Since 'flag worthy' seems more of a feels thing than anything tangible here I'm interested in seeing if this is too political for Hacker News and flag worthy so we can get a better baseline of what this community find off limits to discuss.
You can't put your comment in the title on HN, especially not if it's a goady meta one. So I don't think 'political' comes into it for this sort of post - it breaks the site guidelines in a straightforward, generic way.
It's very much community related though. We have an un-regulated process that the community decides the boundaries for. I think it's legitimate to ask the community to help publically define what those boundaries are? Think of it as a documentation request for the wet-ware algorithm.

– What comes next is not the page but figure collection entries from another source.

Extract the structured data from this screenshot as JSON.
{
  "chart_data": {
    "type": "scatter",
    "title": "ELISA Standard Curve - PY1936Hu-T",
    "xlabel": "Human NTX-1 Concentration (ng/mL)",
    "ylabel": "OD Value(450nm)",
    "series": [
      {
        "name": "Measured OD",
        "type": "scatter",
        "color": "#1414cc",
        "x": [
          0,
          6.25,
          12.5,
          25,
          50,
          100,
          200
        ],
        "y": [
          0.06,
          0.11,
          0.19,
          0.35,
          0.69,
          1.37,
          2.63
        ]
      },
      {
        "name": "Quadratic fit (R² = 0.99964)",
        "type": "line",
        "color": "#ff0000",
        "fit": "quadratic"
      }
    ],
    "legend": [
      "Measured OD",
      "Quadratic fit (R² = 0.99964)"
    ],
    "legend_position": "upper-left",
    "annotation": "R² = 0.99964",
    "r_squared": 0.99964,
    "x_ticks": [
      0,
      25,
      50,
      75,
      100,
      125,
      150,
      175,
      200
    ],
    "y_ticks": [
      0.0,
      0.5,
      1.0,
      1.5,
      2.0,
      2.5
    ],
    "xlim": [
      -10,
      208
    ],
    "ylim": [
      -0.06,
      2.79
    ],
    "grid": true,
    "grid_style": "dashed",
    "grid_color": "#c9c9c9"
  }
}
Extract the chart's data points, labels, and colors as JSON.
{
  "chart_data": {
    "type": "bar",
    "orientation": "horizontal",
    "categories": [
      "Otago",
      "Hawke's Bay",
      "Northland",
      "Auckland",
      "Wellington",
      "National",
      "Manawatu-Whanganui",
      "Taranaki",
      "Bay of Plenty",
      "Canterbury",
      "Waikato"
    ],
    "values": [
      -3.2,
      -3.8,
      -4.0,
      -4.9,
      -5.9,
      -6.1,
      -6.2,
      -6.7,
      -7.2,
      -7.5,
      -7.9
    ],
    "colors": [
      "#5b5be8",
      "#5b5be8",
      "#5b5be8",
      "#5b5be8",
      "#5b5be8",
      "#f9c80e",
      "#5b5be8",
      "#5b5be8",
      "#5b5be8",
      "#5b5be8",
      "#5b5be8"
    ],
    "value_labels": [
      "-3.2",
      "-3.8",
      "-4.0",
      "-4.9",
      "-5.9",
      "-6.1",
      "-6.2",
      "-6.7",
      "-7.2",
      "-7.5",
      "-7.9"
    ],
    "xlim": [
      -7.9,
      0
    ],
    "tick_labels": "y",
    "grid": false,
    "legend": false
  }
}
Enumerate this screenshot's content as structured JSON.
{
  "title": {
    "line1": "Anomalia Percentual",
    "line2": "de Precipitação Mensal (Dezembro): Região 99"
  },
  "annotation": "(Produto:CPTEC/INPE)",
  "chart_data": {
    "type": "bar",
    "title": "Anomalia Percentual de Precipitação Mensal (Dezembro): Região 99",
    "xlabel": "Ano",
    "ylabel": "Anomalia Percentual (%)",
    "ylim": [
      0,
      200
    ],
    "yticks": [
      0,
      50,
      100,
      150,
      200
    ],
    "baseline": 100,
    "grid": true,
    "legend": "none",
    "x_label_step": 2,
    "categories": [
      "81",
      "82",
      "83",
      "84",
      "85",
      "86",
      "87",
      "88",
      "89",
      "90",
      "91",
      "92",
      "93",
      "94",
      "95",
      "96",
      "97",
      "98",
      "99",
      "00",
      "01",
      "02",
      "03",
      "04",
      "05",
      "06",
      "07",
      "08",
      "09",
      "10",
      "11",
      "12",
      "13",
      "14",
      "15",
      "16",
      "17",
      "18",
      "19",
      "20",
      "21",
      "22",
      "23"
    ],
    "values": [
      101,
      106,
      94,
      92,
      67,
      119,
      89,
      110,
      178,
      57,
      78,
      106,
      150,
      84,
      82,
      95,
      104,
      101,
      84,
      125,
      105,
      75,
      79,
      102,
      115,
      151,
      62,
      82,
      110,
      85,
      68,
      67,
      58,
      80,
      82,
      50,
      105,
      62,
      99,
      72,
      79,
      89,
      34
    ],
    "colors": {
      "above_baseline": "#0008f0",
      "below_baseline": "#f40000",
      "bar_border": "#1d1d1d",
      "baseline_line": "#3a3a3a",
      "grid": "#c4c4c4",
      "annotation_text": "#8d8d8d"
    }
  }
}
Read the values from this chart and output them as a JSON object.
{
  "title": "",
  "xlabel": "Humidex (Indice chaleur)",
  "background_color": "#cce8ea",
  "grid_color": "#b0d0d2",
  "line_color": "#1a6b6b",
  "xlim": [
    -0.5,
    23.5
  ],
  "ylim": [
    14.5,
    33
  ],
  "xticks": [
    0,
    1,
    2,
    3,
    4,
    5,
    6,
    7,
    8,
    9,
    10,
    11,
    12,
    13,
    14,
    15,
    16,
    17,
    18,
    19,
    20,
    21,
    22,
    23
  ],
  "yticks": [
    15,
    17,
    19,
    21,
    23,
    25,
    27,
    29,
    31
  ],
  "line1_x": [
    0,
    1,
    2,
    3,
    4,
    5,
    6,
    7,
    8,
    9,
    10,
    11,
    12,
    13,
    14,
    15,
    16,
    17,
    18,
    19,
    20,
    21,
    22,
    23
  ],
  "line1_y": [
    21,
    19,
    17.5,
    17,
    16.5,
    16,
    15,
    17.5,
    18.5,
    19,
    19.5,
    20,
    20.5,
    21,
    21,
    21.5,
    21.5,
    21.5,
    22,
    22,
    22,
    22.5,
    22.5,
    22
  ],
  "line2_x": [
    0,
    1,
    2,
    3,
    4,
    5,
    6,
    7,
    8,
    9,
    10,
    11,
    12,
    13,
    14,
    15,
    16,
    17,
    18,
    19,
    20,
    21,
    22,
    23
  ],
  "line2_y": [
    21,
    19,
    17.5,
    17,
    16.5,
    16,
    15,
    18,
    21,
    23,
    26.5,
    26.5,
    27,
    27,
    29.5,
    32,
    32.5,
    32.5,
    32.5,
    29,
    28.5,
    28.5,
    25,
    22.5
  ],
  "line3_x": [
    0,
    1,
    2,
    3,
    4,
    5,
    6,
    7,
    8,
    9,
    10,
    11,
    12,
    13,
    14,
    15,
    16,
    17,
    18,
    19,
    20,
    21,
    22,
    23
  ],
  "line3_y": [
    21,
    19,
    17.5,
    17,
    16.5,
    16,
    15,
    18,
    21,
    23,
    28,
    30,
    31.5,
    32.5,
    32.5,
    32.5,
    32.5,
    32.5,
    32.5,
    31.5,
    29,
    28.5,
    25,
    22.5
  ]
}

We have an un-regulated process that the community decides the boundaries for.
That's not a very accurate description of how HN works.
Think of it as a documentation request for the wet-ware algorithm.
You can try to do that by asking directly, either other users, or the moderators. But the site itself is for conversation, not running weird 'experiments'. Most people respond highly negatively to this sort of thing, whatever the topic - the gotchaness and the goadiness (along with a hint of pre-sneering) completely overwhelm whatever else it might be about.
My bad. Doesn't look like I can delete my submission. I apologize for coming off gotcha, gloaty, or sneering I thought I was being pretty blunt.
I was genuinely surprised yesterday and realized I have a huge misunderstanding about how things operate here.
On the Elon thread dang stated that users flag articles and implied that user flagging was the overriding arbiter of authority on HN and linked https://news.ycombinator.com/item?id=42775519 (implying flagging/community consensus is above the mods) which is how I came to my 'not very accurate description of how HN works'. Yesterdays response further confused me as the community discussion in the flagged article seemed to lean more towards unflagging than support for the flag remaining. Thanks for clarifying that I still misunderstand.
I will ask others still in the bay area for more insight directly and refrain from talking/asking about HN on HN.
Honest question what is pre-sneering? Maybe you are mistaking my shock at events yesterday and the position taken here for sneering? I have to admit I am extremely shocked and disillusioned. But I'm definitely not sneering. I think you are mistaking my not obeying in advance (https://www.youtube.com/watch?v=9tocssf3w80) and asking a very blunt question for some sort of juvenile internet snark. I think responding negatively and how I assumed most people would to outright Nazi behavior and defense/deflection/headburrying of it is different than run of the mill internet snark/sneering. I guess keeping with that post about being post-authenticity yesterday maybe somehow challenging actual nazi behavior is now somehow un-authentic/sneering.
"too political for you" kind of sounds pre-sneerish, like, "can you handle it?". I think most adults naturally respond to "I'm just trying to test you" with "I'm just trying to tell you to go fuck yourself". Maybe that wasn't your intent, I'm just describing how it comes across.
Yesterdays response further confused me as the community discussion in the flagged article seemed to lean more towards unflagging than support for the flag remaining.
What you see in those comments is not necessarily more representative of community sentiment than the flags. I think both the type of controversy and the fact that it generated several meta threads give the misimpression this is some sort of moderation (both user and admin) outlier. But it's not, it's how HN operates all the time, it's a big part of what makes it HN rather than some other forum with different goals and conventions. Most current events stuff is 'moderated' away (by nonvoting, flagging, sometimes mod involvement, etc) as largely offtopic. There are occasional exceptions but in general, it's just not what the place is set up for.
First let me apologize that I posted in a way that you took that feeling from it. It was mean to be ironic humor to foster communication not smug and stifle it.
'too political' is the policy label HN uses. That I am referencing the term used seems like good faith and it would be odd and reduce comprehension for me to invent a new descriptor.
My intention with linking to a boring 1940s 'nazi's bad' film that has been non-political consensus for 80 years as a starting point that no one could possibly think is political was to be ironic not sneering. I thought I was asking 'between the clearly not political consensus that nazis are bad... and the richest man on earth flaunting nazi symbolism multiple time at the current President's inauguration... where does the 'too political' HN flag kick in?'. I'll try to avoid humor when making statements that people can feel judged by.
I think the I/P conflict being a special case immune from HN flagging is what threw extra confusion in the mix for me. The multiple I/P posts left up which have way less relevance to tech and are way more political than yesterday's events (because for 80 years before yesterday 'sieg heil bad at Presidential inaugurations' wasn't considered political and I still don't see it as political just horrific, to be honest.) gave me the impression ongoing exceptions were routinely made but now I understand those were special I/P conflict exceptions that this didn't rise to.